Yes. If you hold cryptocurrency for more than 1 year, all gains are completely tax-free in Germany. This is one of the best crypto tax treatments globally.
What exactly is the €600 exemption?
If your total profits from all private sales transactions (crypto, gold, art, etc.) are €600 or less per year, they're tax-free. If profits exceed €600, the entire amount (not just the excess) becomes taxable.
Can I use LIFO or specific identification?
No. German tax law requires the FIFO method (First-In, First-Out). You must dispose of the oldest crypto units first.
Do I pay tax on crypto-to-crypto trades?
Yes, if you held the disposed crypto for 1 year or less. Crypto-to-crypto trades are taxable disposals. However, if you held for more than 1 year, the trade is tax-free.
What if I only bought crypto and didn't sell?
You don't owe any tax. Simply buying and holding crypto does not trigger taxable events. Tax only applies when you dispose (sell, trade, or use) crypto held for 1 year or less.
Can I claim losses on crypto I've held for more than 1 year?

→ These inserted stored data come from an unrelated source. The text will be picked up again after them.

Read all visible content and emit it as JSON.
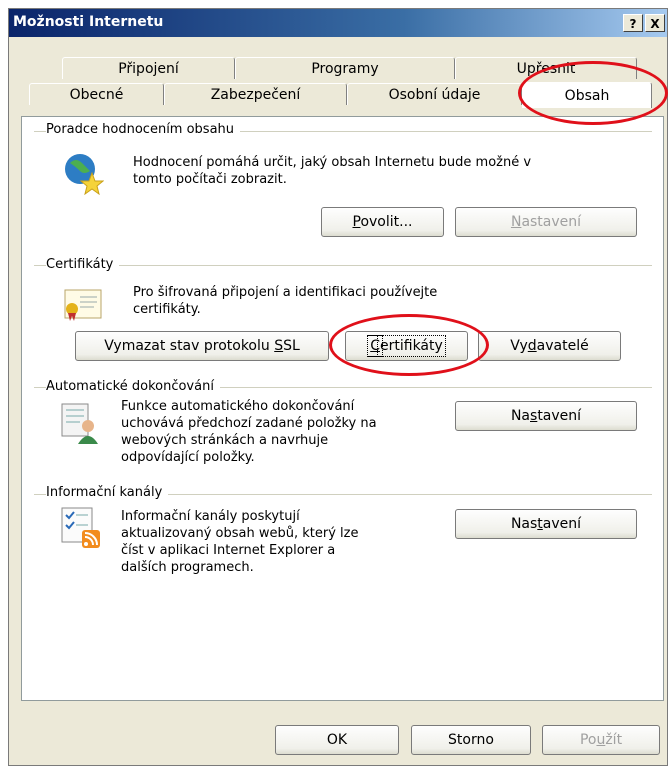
{
  "window": {
    "title": "Možnosti Internetu",
    "help_label": "?",
    "close_label": "X"
  },
  "tabs": {
    "row1": [
      "Připojení",
      "Programy",
      "Upřesnit"
    ],
    "row2": [
      "Obecné",
      "Zabezpečení",
      "Osobní údaje",
      "Obsah"
    ],
    "active": "Obsah"
  },
  "ratings": {
    "heading": "Poradce hodnocením obsahu",
    "desc_line1": "Hodnocení pomáhá určit, jaký obsah Internetu bude možné v",
    "desc_line2": "tomto počítači zobrazit.",
    "enable_label_u": "P",
    "enable_label_rest": "ovolit...",
    "settings_label_u": "N",
    "settings_label_rest": "astavení"
  },
  "certificates": {
    "heading": "Certifikáty",
    "desc_line1": "Pro šifrovaná připojení a identifikaci používejte",
    "desc_line2": "certifikáty.",
    "clear_ssl_pre": "Vymazat stav protokolu ",
    "clear_ssl_u": "S",
    "clear_ssl_post": "SL",
    "certs_u": "C",
    "certs_rest": "ertifikáty",
    "publishers_pre": "Vy",
    "publishers_u": "d",
    "publishers_post": "avatelé"
  },
  "autocomplete": {
    "heading": "Automatické dokončování",
    "desc": [
      "Funkce automatického dokončování",
      "uchovává předchozí zadané položky na",
      "webových stránkách a navrhuje",
      "odpovídající položky."
    ],
    "settings_pre": "Na",
    "settings_u": "s",
    "settings_post": "tavení"
  },
  "feeds": {
    "heading": "Informační kanály",
    "desc": [
      "Informační kanály poskytují",
      "aktualizovaný obsah webů, který lze",
      "číst v aplikaci Internet Explorer a",
      "dalších programech."
    ],
    "settings_pre": "Nas",
    "settings_u": "t",
    "settings_post": "avení"
  },
  "footer": {
    "ok": "OK",
    "cancel": "Storno",
    "apply_pre": "Po",
    "apply_u": "u",
    "apply_post": "žít"
  },
  "colors": {
    "highlight_oval": "#e0101a",
    "title_bar": "#0a246a"
  }
}
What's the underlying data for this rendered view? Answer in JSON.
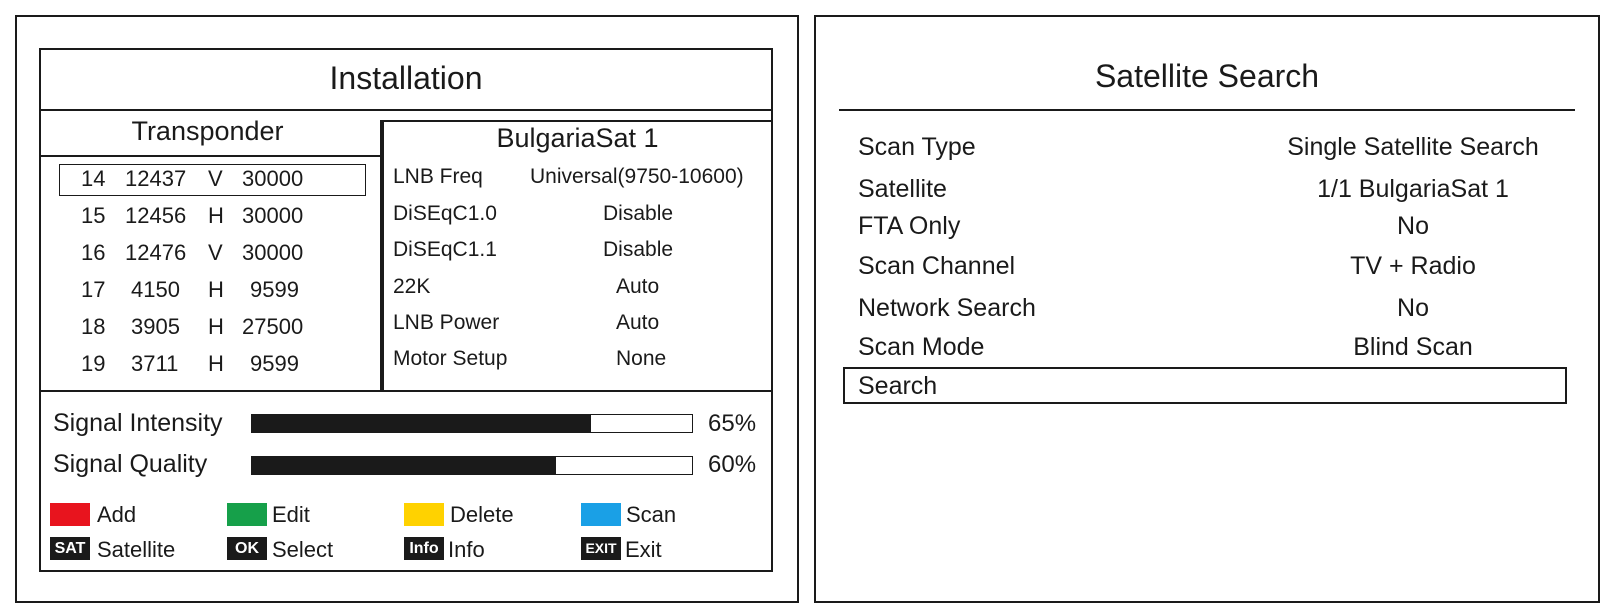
{
  "installation": {
    "title": "Installation",
    "transponder_header": "Transponder",
    "transponders": [
      {
        "no": "14",
        "freq": "12437",
        "pol": "V",
        "sr": "30000"
      },
      {
        "no": "15",
        "freq": "12456",
        "pol": "H",
        "sr": "30000"
      },
      {
        "no": "16",
        "freq": "12476",
        "pol": "V",
        "sr": "30000"
      },
      {
        "no": "17",
        "freq": "4150",
        "pol": "H",
        "sr": "9599"
      },
      {
        "no": "18",
        "freq": "3905",
        "pol": "H",
        "sr": "27500"
      },
      {
        "no": "19",
        "freq": "3711",
        "pol": "H",
        "sr": "9599"
      }
    ],
    "selected_transponder_index": 0,
    "satellite_name": "BulgariaSat 1",
    "params": [
      {
        "label": "LNB Freq",
        "value": "Universal(9750-10600)"
      },
      {
        "label": "DiSEqC1.0",
        "value": "Disable"
      },
      {
        "label": "DiSEqC1.1",
        "value": "Disable"
      },
      {
        "label": "22K",
        "value": "Auto"
      },
      {
        "label": "LNB Power",
        "value": "Auto"
      },
      {
        "label": "Motor Setup",
        "value": "None"
      }
    ],
    "signal_intensity": {
      "label": "Signal Intensity",
      "percent_text": "65%",
      "level": 0.77
    },
    "signal_quality": {
      "label": "Signal Quality",
      "percent_text": "60%",
      "level": 0.69
    },
    "color_keys": [
      {
        "color": "#e8141e",
        "label": "Add",
        "icon": "red-key-icon"
      },
      {
        "color": "#16a04a",
        "label": "Edit",
        "icon": "green-key-icon"
      },
      {
        "color": "#ffd200",
        "label": "Delete",
        "icon": "yellow-key-icon"
      },
      {
        "color": "#1aa0e6",
        "label": "Scan",
        "icon": "blue-key-icon"
      }
    ],
    "button_keys": [
      {
        "key": "SAT",
        "label": "Satellite"
      },
      {
        "key": "OK",
        "label": "Select"
      },
      {
        "key": "Info",
        "label": "Info"
      },
      {
        "key": "EXIT",
        "label": "Exit"
      }
    ]
  },
  "satellite_search": {
    "title": "Satellite Search",
    "items": [
      {
        "label": "Scan Type",
        "value": "Single Satellite Search"
      },
      {
        "label": "Satellite",
        "value": "1/1 BulgariaSat 1"
      },
      {
        "label": "FTA Only",
        "value": "No"
      },
      {
        "label": "Scan Channel",
        "value": "TV + Radio"
      },
      {
        "label": "Network Search",
        "value": "No"
      },
      {
        "label": "Scan Mode",
        "value": "Blind Scan"
      }
    ],
    "search_label": "Search"
  }
}
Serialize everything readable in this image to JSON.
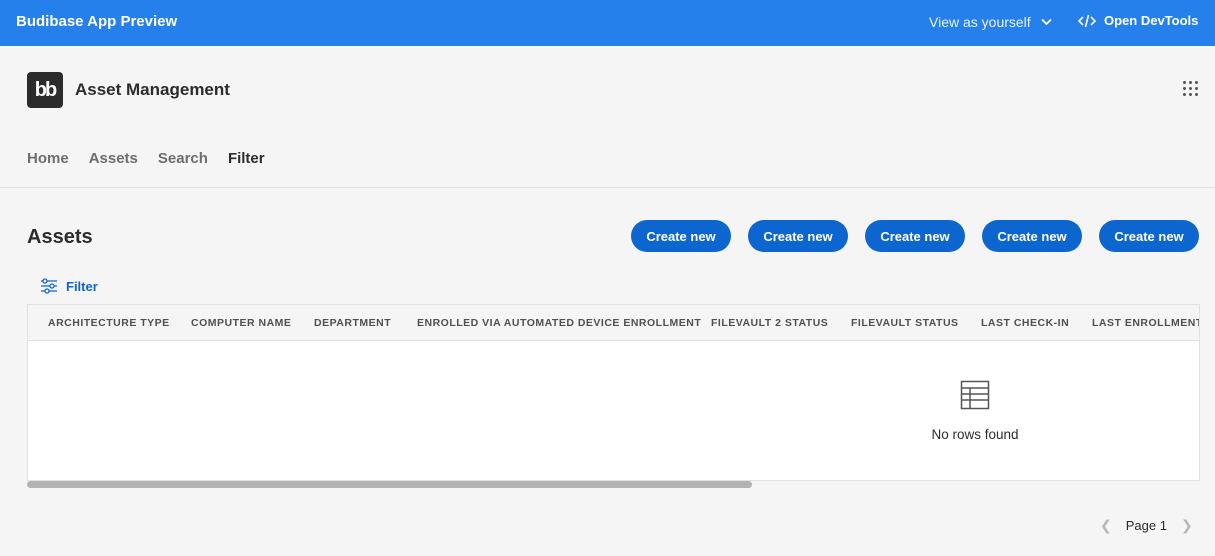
{
  "topbar": {
    "title": "Budibase App Preview",
    "view_as": "View as yourself",
    "devtools": "Open DevTools"
  },
  "app": {
    "logo_text": "bb",
    "title": "Asset Management"
  },
  "nav": {
    "items": [
      {
        "label": "Home"
      },
      {
        "label": "Assets"
      },
      {
        "label": "Search"
      },
      {
        "label": "Filter"
      }
    ]
  },
  "page": {
    "title": "Assets",
    "buttons": [
      {
        "label": "Create new"
      },
      {
        "label": "Create new"
      },
      {
        "label": "Create new"
      },
      {
        "label": "Create new"
      },
      {
        "label": "Create new"
      }
    ],
    "filter_label": "Filter"
  },
  "table": {
    "columns": [
      "ARCHITECTURE TYPE",
      "COMPUTER NAME",
      "DEPARTMENT",
      "ENROLLED VIA AUTOMATED DEVICE ENROLLMENT",
      "FILEVAULT 2 STATUS",
      "FILEVAULT STATUS",
      "LAST CHECK-IN",
      "LAST ENROLLMENT"
    ],
    "empty_text": "No rows found"
  },
  "pagination": {
    "label": "Page 1"
  }
}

No. Since long-term gains (> 1 year) are tax-free, long-term losses are not deductible. Only losses from crypto held for 1 year or less can offset taxable gains.
Do I need to report tax-free long-term sales?

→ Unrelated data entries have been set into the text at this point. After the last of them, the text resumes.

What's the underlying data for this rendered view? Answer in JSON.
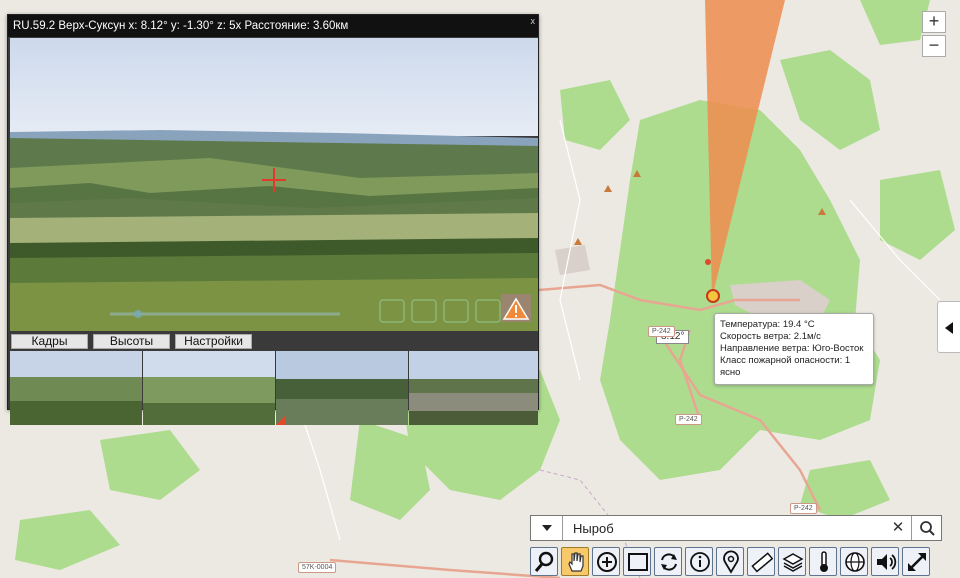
{
  "camera": {
    "title": "RU.59.2 Верх-Суксун x: 8.12° y: -1.30° z: 5x Расстояние: 3.60км",
    "close_label": "x",
    "tabs": [
      {
        "label": "Кадры"
      },
      {
        "label": "Высоты"
      },
      {
        "label": "Настройки"
      }
    ]
  },
  "map": {
    "zoom_in_label": "+",
    "zoom_out_label": "−",
    "bearing_label": "8.12°",
    "road_labels": [
      "P-242",
      "P-242",
      "P-242",
      "57K-0004"
    ],
    "colors": {
      "land": "#ece9e2",
      "forest": "#addc8f",
      "road": "#e8a692",
      "fire_sector": "#ef8c4e",
      "water": "#aad3df"
    }
  },
  "weather": {
    "lines": [
      "Температура: 19.4 °C",
      "Скорость ветра: 2.1м/с",
      "Направление ветра: Юго-Восток",
      "Класс пожарной опасности: 1",
      "ясно"
    ]
  },
  "search": {
    "value": "Ныроб",
    "clear_label": "✕"
  },
  "toolbar": {
    "tools": [
      {
        "icon": "search-icon"
      },
      {
        "icon": "hand-icon"
      },
      {
        "icon": "add-circle-icon"
      },
      {
        "icon": "square-select-icon"
      },
      {
        "icon": "rotate-icon"
      },
      {
        "icon": "info-icon"
      },
      {
        "icon": "map-pin-icon"
      },
      {
        "icon": "ruler-icon"
      },
      {
        "icon": "layers-icon"
      },
      {
        "icon": "thermometer-icon"
      },
      {
        "icon": "globe-icon"
      },
      {
        "icon": "sound-icon"
      },
      {
        "icon": "fullscreen-icon"
      }
    ]
  }
}
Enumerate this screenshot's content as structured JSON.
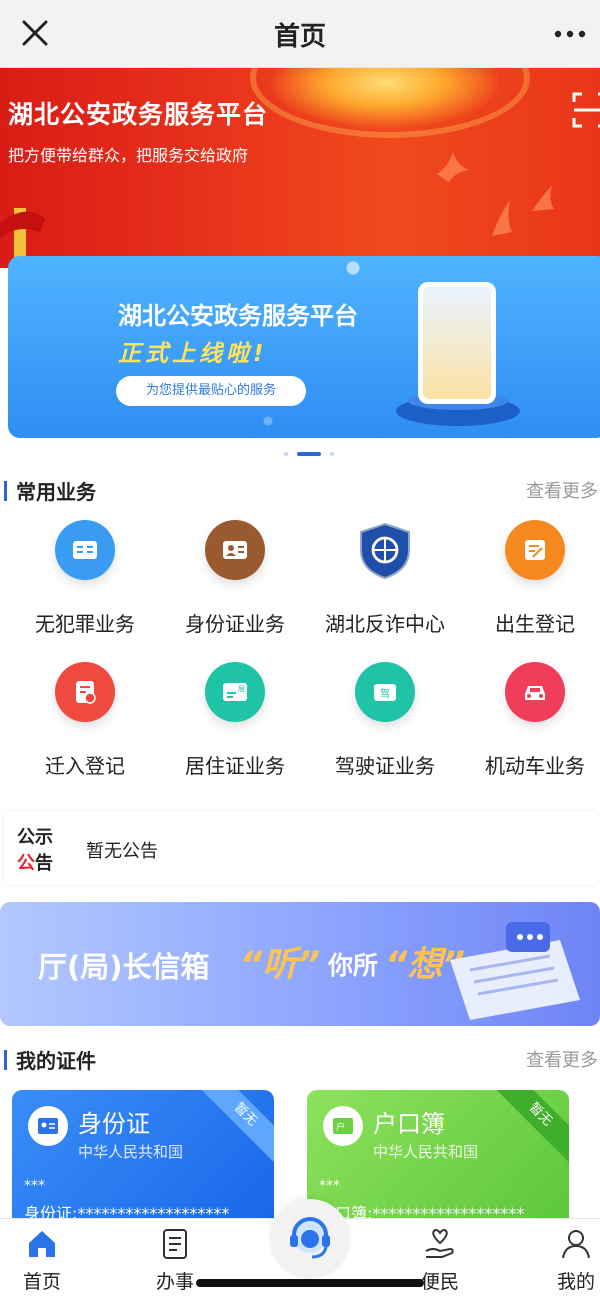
{
  "topbar": {
    "title": "首页"
  },
  "hero": {
    "title": "湖北公安政务服务平台",
    "subtitle": "把方便带给群众，把服务交给政府",
    "banner": {
      "line1": "湖北公安政务服务平台",
      "line2": "正式上线啦!",
      "pill": "为您提供最贴心的服务"
    }
  },
  "common": {
    "title": "常用业务",
    "more": "查看更多",
    "items": [
      {
        "label": "无犯罪业务",
        "icon": "id-card-icon",
        "color": "#3a9bf2"
      },
      {
        "label": "身份证业务",
        "icon": "person-card-icon",
        "color": "#9a5a2f"
      },
      {
        "label": "湖北反诈中心",
        "icon": "police-badge-icon",
        "color": "#1f4fa8"
      },
      {
        "label": "出生登记",
        "icon": "edit-doc-icon",
        "color": "#f5891f"
      },
      {
        "label": "迁入登记",
        "icon": "migrate-doc-icon",
        "color": "#ef4a3f"
      },
      {
        "label": "居住证业务",
        "icon": "residence-card-icon",
        "color": "#1fc3a5"
      },
      {
        "label": "驾驶证业务",
        "icon": "driver-license-icon",
        "color": "#1fc3a5"
      },
      {
        "label": "机动车业务",
        "icon": "car-icon",
        "color": "#ef3e5a"
      }
    ]
  },
  "notice": {
    "tag_line1": "公示",
    "tag_line2_red": "公",
    "tag_line2_dark": "告",
    "text": "暂无公告"
  },
  "mailbox": {
    "text1": "厅(局)长信箱",
    "text2": "“听”",
    "text3": "你所",
    "text4": "“想”"
  },
  "certs": {
    "title": "我的证件",
    "more": "查看更多",
    "cards": [
      {
        "name": "身份证",
        "sub": "中华人民共和国",
        "status": "***",
        "number": "身份证:*******************",
        "ribbon": "暂无"
      },
      {
        "name": "户口簿",
        "sub": "中华人民共和国",
        "status": "***",
        "number": "户口簿:*******************",
        "ribbon": "暂无"
      }
    ]
  },
  "tabbar": {
    "home": "首页",
    "affairs": "办事",
    "convenience": "便民",
    "mine": "我的"
  },
  "colors": {
    "accent": "#2f66d0",
    "hero_red": "#e8321c",
    "banner_blue": "#2f8df3",
    "notice_red": "#e2242c"
  }
}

Technically, yes. Even though long-term sales are tax-free, you should document them in case the Finanzamt inquires. However, they typically don't need to be explicitly reported on your tax return if there's no taxable gain.
What if I staked my crypto?
Staking extends the holding period to 10 years for the original crypto (not 1 year). This makes staking significantly less tax-efficient in Germany. See our Staking Tax Guide for details.
Tools and Resources
Crypto Tax Software
- Koinly - Excellent German tax reports with FIFO and 1-year rule
- Accointing - German-founded, strong local tax support
- CoinTracker - Good portfolio tracking with German tax features
- CryptoTaxCalculator - Supports German FIFO calculations
German Tax Software
- ELSTER - Official German tax portal
- WISO Steuer - Popular tax software with crypto support
- SteuerGo - Online tax filing
- Taxfix - Mobile-first tax filing
Official Resources
Final Thoughts
Germany has one of the most favorable crypto tax systems in the world for long-term holders. The key principles are:
- Hold for more than 1 year = completely tax-free (best benefit)
- €600 exemption for short-term trading profits (threshold, not allowance)
- FIFO method required for cost basis and holding period
- Short-term profits (≤ 1 year) taxed at income tax rates (0-45% + solidarity + church tax)
- Report on Anlage SO (Other Income)
The 1-year tax-free rule makes Germany one of the best jurisdictions for crypto investors who can hold long-term. A German taxpayer in the 45% bracket pays €0 tax on crypto held for 13 months, while a US taxpayer would pay 20% long-term capital gains tax on the same gain.
However, the staking 10-year rule is a major drawback. Staking crypto extends the holding period from 1 year to 10 years, making staking very tax-inefficient for German residents.
Strategic planning around the 1-year mark is crucial. Selling at 11 months can result in significant taxes, while waiting until 13 months results in zero tax. Use crypto tax software with German FIFO support to accurately track holding periods and optimize your tax position.